Propertization, fractionalization and financialization via proxy tokens (we cannot “own” allographic digital images, or own part of autographic paintings without dismembering them, but we can own tokens that we agree to pretend represent these things) promise to support art production using the economic accident of the value of cryptocurrency going to the moon. Quasiproperty without attempts at the costly fantasy of imposing access control via DRM is a form of, or a variation on the idea of, patronage. I feel this complex of ideas should be more useful to critics of the commodity form and capitalism than it has generally been treated as so far. If we still wish to take the opposite tack this leads us to the gift economy or the commons. Copyright is the default state for most art when it is created and is being increasingly restrictively enforced on the net. Opposing it passively or actively through alternative copyright licensing can perform a critique of this and keep space open for alternatives. These strategies needn’t exclude each other though.

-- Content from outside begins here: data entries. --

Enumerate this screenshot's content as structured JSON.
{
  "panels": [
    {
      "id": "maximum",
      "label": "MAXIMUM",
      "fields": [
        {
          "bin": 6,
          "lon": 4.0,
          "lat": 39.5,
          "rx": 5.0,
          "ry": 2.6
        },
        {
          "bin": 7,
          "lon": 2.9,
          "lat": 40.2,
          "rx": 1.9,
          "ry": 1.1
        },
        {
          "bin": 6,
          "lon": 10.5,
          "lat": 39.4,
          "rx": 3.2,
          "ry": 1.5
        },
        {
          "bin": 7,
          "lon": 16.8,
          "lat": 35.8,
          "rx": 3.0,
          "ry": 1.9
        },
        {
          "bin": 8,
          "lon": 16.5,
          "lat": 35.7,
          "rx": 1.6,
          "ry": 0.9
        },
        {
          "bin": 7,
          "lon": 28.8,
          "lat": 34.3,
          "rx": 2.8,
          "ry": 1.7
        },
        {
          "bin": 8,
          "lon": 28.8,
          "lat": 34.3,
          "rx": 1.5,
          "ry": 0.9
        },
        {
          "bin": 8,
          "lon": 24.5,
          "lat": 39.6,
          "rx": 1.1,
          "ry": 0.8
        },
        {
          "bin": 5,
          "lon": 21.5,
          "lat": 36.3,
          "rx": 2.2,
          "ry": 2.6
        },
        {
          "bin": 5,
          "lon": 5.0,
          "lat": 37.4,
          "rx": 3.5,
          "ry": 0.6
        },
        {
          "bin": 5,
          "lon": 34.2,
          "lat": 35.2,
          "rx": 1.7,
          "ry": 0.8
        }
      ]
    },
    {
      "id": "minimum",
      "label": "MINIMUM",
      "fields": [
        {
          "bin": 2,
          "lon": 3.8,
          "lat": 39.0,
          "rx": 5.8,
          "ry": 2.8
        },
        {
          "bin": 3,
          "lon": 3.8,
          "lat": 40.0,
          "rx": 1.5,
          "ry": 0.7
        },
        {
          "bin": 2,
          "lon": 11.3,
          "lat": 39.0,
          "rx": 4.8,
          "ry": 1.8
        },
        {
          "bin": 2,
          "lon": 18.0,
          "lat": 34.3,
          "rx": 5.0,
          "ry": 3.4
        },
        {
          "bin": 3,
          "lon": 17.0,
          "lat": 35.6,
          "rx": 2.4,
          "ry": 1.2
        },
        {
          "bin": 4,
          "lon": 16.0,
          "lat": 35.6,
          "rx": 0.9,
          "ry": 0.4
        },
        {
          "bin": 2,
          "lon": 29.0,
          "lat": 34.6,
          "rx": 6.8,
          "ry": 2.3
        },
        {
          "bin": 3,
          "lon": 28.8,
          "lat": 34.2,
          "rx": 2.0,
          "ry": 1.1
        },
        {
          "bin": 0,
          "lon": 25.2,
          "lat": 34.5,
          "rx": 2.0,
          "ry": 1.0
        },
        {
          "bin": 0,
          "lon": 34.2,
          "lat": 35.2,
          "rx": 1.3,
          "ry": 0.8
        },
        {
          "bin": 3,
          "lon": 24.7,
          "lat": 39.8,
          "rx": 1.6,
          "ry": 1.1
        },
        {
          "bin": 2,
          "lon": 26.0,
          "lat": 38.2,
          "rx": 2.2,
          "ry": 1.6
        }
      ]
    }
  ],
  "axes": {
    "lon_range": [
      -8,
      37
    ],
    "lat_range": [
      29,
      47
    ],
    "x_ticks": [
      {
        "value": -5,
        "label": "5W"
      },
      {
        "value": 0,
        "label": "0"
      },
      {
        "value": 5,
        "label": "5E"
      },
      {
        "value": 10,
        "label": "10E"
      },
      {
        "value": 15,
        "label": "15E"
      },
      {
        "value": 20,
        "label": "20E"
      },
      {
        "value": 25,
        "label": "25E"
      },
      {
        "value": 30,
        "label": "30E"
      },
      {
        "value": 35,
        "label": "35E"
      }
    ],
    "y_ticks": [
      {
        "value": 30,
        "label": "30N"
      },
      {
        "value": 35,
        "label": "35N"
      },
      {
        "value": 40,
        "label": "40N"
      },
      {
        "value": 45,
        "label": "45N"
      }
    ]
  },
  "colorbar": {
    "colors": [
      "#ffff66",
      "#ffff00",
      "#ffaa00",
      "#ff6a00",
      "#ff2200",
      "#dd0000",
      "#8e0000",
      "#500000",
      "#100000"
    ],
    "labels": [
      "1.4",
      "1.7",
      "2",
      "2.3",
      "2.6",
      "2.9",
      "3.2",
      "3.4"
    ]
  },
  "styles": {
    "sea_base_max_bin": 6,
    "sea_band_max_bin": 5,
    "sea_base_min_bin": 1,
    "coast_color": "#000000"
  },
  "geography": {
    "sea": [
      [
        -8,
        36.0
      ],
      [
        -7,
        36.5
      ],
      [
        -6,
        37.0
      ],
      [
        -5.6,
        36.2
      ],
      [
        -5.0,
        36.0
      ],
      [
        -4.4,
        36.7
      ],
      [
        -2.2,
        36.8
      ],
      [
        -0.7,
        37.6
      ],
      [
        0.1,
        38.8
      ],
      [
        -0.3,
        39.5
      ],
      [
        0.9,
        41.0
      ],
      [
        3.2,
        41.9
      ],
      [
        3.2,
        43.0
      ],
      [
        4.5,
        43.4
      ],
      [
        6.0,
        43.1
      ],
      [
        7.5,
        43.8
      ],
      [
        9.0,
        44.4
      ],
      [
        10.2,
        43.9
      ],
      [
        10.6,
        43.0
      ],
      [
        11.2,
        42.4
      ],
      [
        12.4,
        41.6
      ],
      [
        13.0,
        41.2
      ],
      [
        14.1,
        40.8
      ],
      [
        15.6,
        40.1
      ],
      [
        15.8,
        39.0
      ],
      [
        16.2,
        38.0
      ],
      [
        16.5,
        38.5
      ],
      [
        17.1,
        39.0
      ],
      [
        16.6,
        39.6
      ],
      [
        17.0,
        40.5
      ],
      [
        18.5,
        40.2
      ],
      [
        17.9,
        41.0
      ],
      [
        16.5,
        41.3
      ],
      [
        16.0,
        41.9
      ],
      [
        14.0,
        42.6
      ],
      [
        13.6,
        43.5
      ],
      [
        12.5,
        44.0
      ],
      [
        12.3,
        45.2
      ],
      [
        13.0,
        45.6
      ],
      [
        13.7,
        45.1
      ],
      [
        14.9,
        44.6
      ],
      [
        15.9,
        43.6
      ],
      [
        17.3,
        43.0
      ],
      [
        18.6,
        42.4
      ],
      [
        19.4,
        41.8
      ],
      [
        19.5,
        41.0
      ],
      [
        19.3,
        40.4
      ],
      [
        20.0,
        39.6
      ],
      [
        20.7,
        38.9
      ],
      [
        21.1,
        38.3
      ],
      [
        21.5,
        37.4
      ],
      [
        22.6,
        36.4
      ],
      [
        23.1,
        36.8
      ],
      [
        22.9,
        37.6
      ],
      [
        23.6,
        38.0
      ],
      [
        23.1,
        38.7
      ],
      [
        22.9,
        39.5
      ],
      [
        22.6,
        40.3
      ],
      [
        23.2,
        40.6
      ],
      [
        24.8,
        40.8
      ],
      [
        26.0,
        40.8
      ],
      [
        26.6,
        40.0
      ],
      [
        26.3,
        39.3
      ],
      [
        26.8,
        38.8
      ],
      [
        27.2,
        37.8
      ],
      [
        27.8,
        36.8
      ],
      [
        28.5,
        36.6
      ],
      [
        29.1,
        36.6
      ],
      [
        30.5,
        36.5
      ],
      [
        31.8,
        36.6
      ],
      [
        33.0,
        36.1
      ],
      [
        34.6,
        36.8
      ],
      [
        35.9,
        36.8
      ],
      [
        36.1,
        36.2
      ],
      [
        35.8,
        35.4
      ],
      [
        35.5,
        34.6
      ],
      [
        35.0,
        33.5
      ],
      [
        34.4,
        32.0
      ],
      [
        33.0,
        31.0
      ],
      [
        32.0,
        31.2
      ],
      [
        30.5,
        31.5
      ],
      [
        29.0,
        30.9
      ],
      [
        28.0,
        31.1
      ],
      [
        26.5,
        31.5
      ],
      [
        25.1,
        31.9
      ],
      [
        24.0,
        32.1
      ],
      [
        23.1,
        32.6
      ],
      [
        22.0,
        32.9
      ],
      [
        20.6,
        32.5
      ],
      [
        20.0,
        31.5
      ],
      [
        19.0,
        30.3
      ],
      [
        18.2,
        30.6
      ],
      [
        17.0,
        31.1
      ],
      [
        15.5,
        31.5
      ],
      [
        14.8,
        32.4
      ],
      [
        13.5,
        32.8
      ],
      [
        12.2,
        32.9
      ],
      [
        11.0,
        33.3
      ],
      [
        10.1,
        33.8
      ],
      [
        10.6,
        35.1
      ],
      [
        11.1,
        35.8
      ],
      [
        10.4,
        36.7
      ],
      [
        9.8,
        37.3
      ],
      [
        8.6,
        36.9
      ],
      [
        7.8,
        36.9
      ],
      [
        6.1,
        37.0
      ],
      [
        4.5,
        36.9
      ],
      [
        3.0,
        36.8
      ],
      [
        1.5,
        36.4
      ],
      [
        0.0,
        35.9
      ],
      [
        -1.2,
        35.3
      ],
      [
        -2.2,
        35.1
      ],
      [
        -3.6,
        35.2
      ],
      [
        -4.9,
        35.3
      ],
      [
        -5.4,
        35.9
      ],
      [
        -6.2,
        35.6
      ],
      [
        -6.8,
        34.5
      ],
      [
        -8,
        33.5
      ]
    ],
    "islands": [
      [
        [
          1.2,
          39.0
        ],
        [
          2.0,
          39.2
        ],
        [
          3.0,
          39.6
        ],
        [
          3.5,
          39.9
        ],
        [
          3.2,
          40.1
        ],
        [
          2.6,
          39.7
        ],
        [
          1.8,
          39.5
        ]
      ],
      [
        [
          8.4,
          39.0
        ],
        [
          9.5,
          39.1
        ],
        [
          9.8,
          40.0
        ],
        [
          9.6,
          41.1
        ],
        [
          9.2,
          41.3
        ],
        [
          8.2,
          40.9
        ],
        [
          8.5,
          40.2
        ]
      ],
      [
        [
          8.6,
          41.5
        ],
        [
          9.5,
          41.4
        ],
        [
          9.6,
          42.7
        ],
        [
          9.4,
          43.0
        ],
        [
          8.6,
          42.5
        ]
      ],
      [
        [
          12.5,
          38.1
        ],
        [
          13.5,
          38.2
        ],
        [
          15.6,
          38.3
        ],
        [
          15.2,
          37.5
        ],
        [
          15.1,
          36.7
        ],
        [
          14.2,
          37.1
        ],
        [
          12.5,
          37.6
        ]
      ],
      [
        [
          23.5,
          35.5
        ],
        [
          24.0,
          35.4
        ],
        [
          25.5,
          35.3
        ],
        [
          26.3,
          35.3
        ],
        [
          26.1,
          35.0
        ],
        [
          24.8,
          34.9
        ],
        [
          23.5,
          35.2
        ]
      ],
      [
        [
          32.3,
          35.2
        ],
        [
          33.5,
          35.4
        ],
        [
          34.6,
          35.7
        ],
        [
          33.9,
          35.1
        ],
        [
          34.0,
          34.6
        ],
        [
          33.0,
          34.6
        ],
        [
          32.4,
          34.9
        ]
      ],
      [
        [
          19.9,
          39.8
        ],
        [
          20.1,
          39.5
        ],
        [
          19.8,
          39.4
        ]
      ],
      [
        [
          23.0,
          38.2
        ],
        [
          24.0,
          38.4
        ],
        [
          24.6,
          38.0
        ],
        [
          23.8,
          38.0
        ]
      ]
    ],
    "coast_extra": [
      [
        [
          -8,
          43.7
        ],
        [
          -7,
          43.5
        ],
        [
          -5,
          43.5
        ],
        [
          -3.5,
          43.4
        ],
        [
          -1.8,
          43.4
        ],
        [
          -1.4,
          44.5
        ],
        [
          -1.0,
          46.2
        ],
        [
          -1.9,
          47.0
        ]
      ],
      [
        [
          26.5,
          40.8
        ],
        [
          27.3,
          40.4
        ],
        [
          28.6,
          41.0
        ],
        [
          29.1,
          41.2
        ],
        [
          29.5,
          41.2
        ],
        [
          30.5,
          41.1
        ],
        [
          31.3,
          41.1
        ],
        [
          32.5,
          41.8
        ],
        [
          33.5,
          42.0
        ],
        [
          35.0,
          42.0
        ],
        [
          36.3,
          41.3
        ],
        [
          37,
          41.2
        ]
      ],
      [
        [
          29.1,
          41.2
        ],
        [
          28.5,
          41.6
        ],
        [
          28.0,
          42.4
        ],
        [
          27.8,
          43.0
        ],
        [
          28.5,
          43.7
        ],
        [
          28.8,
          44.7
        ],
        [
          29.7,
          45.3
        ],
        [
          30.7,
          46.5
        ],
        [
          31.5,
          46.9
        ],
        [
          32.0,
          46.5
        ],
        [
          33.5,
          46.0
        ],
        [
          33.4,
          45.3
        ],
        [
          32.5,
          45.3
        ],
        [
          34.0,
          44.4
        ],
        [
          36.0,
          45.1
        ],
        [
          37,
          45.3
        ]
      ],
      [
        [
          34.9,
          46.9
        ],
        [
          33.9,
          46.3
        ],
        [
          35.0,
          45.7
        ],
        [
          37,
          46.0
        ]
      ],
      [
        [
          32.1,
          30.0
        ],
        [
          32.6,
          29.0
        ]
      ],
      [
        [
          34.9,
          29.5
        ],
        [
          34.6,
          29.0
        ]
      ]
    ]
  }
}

If you are familiar with DAOs, you can see how a system similar to these could become a self-supporting, self-curating DAO. Plantoid is an example of a singular artwork (or family of artworks) produced and exhibited in such a way. Imagine it generalized to a gallery or a participatory art show, a DAO that lets you do art with others, a DAOWO.
These technologies can provide objects for critical exploration that evoke wider contemporary themes. They can function as tools and resources for the creation of art and its social collectivities focussing on these and other themes. Within the existing economy they can provide ways of supporting the arts (as many of the projects mentioned above claim to), which should neither be dismissed reflexively nor accepted without irony. Or they can be used to try to bootstrap a different context entirely, even if only briefly or in the imagination. The various modes of tokenization represent potential ways of making a living in, critiquing, or even transforming the artworld in an era of the continuing expansion of the sphere of private property and financialization under technocapital.